“Fakat baktım bu ölüm değil diriliştir…”
Kalemini sadece İslam âleminin ve Müslümanların ruhsal ve zihinsel anlamda dirilmesi için oynatan ve ömrünü bu yola adayan diriliş şairi, mütefekkir Sezai Karakoç örnek bir hayat, sağlam bir fikir örgüsü ve büyük bir edebi miras geride bırakarak dünya sürgününü tamamlayıp rahmet-i Rahmana kavuştu. Bir ömür uğrunda mücadele verdiği diriliş fikriyatını da "Biz diriliş erleri, son peygamberin sancağı altına sığınıyoruz. Bu sancağın yere düşmemesi görevimizdir, varoluş hikmetimizdir." sözleri ile açıklıyordu. Geride bıraktığı edebi miraslar içinde en kıymetli eserlerinden olan ve diriliş fikriyatını açıkladığı Diriliş Neslinin Amentüsü kitabından bazı alıntıları sizler için derledik. Üstad Sezai Karakoç’a tekrardan Allah’tan rahmet diliyoruz.
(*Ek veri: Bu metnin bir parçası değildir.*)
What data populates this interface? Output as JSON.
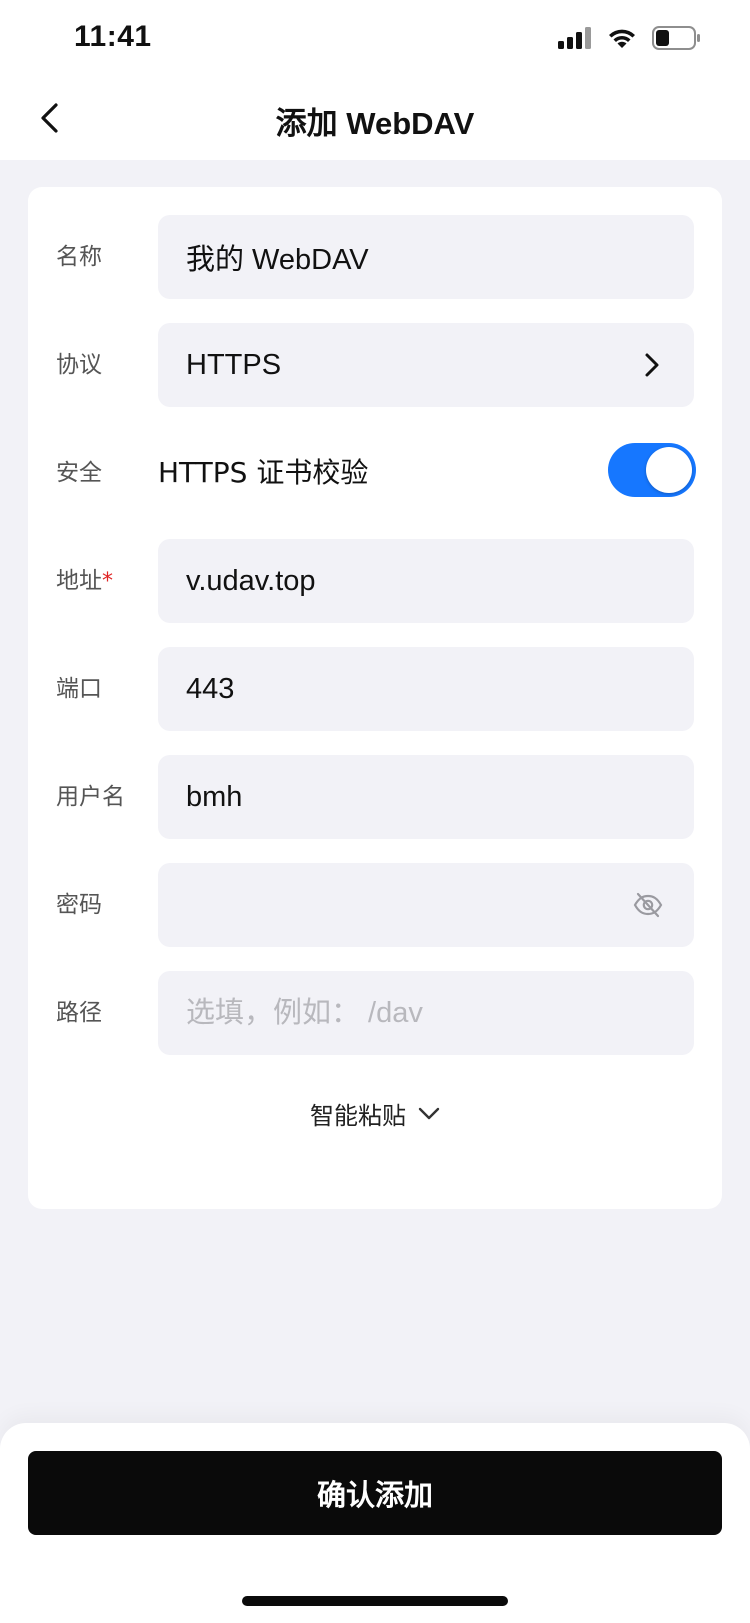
{
  "status_bar": {
    "time": "11:41"
  },
  "nav": {
    "title": "添加 WebDAV"
  },
  "form": {
    "name": {
      "label": "名称",
      "value": "我的 WebDAV"
    },
    "protocol": {
      "label": "协议",
      "value": "HTTPS"
    },
    "security": {
      "label": "安全",
      "toggle_label": "HTTPS 证书校验",
      "enabled": true
    },
    "address": {
      "label": "地址",
      "required_mark": "*",
      "value": "v.udav.top"
    },
    "port": {
      "label": "端口",
      "value": "443"
    },
    "username": {
      "label": "用户名",
      "value": "bmh"
    },
    "password": {
      "label": "密码",
      "value": ""
    },
    "path": {
      "label": "路径",
      "value": "",
      "placeholder": "选填，例如： /dav"
    },
    "smart_paste_label": "智能粘贴"
  },
  "footer": {
    "confirm_label": "确认添加"
  },
  "colors": {
    "accent": "#1677ff",
    "primary_button": "#0a0a0a",
    "required": "#e02424",
    "background": "#f2f2f7"
  },
  "icons": {
    "back": "chevron-left-icon",
    "protocol_arrow": "chevron-right-icon",
    "password_visibility": "eye-off-icon",
    "smart_paste": "chevron-down-icon",
    "signal": "cellular-signal-icon",
    "wifi": "wifi-icon",
    "battery": "battery-icon"
  }
}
- Kendimin bir diriliş eri olduğuma inanıyorum. Bir 'diriliş cephesi' bulunduğuna ve kendimin de o cephede bir savaş adamı olduğuma, olmam gerektiğine inanıyorum. Bu nasıl bir savaştır? Topla, tüfekle, bombayla, molotof kokteyli veya füze, nükleer silah veya gazla yapılan savaş olmaktan önce ve öte, bir ruh savaşıdır. Ruhlar arasında olan bir savaştır. Bu savaşlarda bedenlerden, maddî vücutlardan önce ruhlar, mânevi vücutlar, yani varoluşlar düşer, tutsak olur, yenilgiye uğrar. Ya da tersine düşürür, tutsak eder, yenilgiye uğratır. Bu bir zihniyet savaşıdır. Karayla akın savaşıdır.
- Ruh, sürekli olarak, Allah'ı bilme, Allah huzurunda olma savaşı içinde olacaktır. Buna engel olmaya çalışan benlik içi veya ben ötesi bütün yâd varlıklarla savaşacaktır sürekli olarak ruh. Diriliş, ruhun açtığı bu sürekli savaşı sürdürme ve bu savaştan sürekli olarak başarılı çıkmak demektir.
- İslam sana, et, kemik, deri, hatta ciğer, ilik, kalp, beyin olacak, hatta zekâ, zihin ve ruh olacaktır.
- Allah'a inanıyorum. Ben bir diriliş işçisiyim. Allah kentinin işçisiyim. Allah'ın övdüğü, beğendiği İslam toplumunu ören, toplumun örülen duvarında en küçük bir kum tanesi olmaktan öte övüncüm olamaz.
- Bir gün gelecek, yine İslam milleti, bilinçlenecektir. Nerelerden nerelere geldiğini öğrenecek ve bu onu uyandıracaktır. Buna en büyük bir inançla inanıyorum.
- Allah'a inanan insanın özgür olduğuna inanıyorum. İnsan boynuna zincir atan, takan eşyadan ve öteki insanlardan, insanların tanrılaştırdığı kişi ve eşyadan insanı ancak Allah kurtarır. Yani insanı ancak Allah özgür kılar.
- İnkâr tutsaklık, inanç özgürlüktür.
- Benim inandığım İslam ülküsü, tarihi Hazreti Peygamberle başlatmaz. İlk insandan başlar hakikat tarihi, yani hakikatin bilinişi. Hazreti Peygamberle en yüksek, en son, en mükemmel gelişme noktasına ulaşır; kıyamete kadar, yani, insanın bu dünya hayatı son buluncaya kadar da sürecektir.
- Ekonomi, toplum varlığının temel sebebi değil, görüntülerinden biridir. Temel faktör, inançtır.
- Kelimelerin dış anlamlarına saplanıp kalmamaya çalışmak bana ve diriliş nesli kardeşlerime düşen bir disiplin borcudur. Peşin hükümlere savaş açmanın ve zahire saplanıp kalmamanın doğal sonucudur bu.
- Dünya kavgasına, dünya için ve dünya adına değil, Allah için katılma. Kavgaya, ebedî barış için katılma.
- Müslüman, kendini Müslüman bilmekle veya saymakla Müslüman olamaz. Müslümanlığı bir varoluş haline getirmek borcundadır. Oluştan varoluşa geçmek, bu geçişi sürekli olarak geliştirmek ve verimlendirmek, bu varoluşun şuur sorumluluğuyla dolup taşmak kaygısını taşımalıdır o.
- Ben, iman haykıran, sessizliğinde iman çınlayan şehirlerin mimarı olmalıyım. Müslüman olmak, bana bu görevi yüklüyor.
- Düşünmeyi buyuran Kur'an'dır. Tarihten tabiata, soyuttan somuta gözlemleyiş, inceleme, araştırma, düşünme, öğrenme Allah buyruğudur.